Toutes les deux devaient être jadis surmontées de clochetons dressant leurs
pointes au-dessus de la masse des bâtisses.
-
Je voudrais visiter, d´abord,
l´intérieur de l´escalier d´honneur.
-
Comme vous voudrez, Monsieur – fit le
guide.
Nous y entrâmes par la suite. Son
intérieur est étroit. Les marches se déroulant en spirale. Elles sont peu
nombreuses, mais suffisantes pour ce qu´elles permettent d´admirer. En effet,
on n´y trouve de remarquable que la petite voûte de syle flambloyant dont les
nervures s´engagent dans une courte colonne.
Il faut dire d´une fois pour toutes que le Château de Montsoreau n´enferme
pas de richesses artistiques. Il ne vaut que par son architecture imposante,
ses souvenirs historiques et sa merveilleuse perspective sur la vallée de la
Loire.
Cet immense bâtiment comprend, dans son ensemble, un corps de logis
central, flanqué, à l´Est et à l´Ouest, de hauts pavillons en saillie, du côté
de la rivière. Le logis central se compose de trois étages et les pavillons en
comprennent quatre, sans compter les combles.
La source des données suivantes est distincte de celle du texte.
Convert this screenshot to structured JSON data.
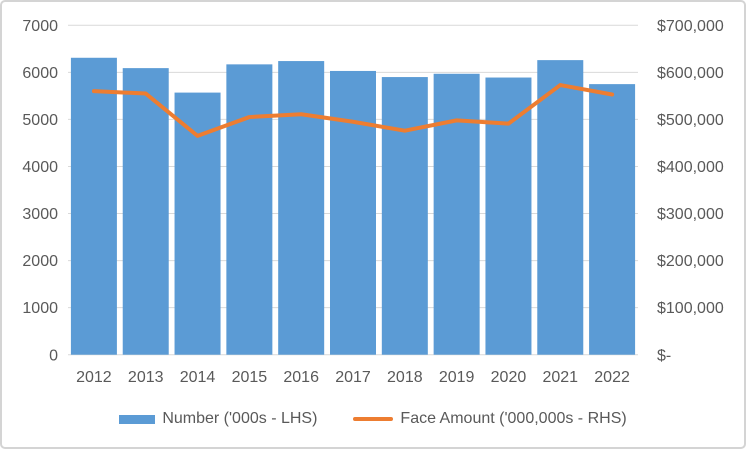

Chaque étage de la partie
centrale contient, à son tour, une grande salle et une petite; les grandes, à
deux cheminées; et les petites, à une.
Les cheminées à hotte constituent
l´unique ornement des salles. Il en reste actuellement une quinzaine, à peu
près intacte; mais elles n´ont pas de sculptures. Je ne remarquai pas un seul
ornement sculpté dans tout l´intérieur du Château. C´est curieux.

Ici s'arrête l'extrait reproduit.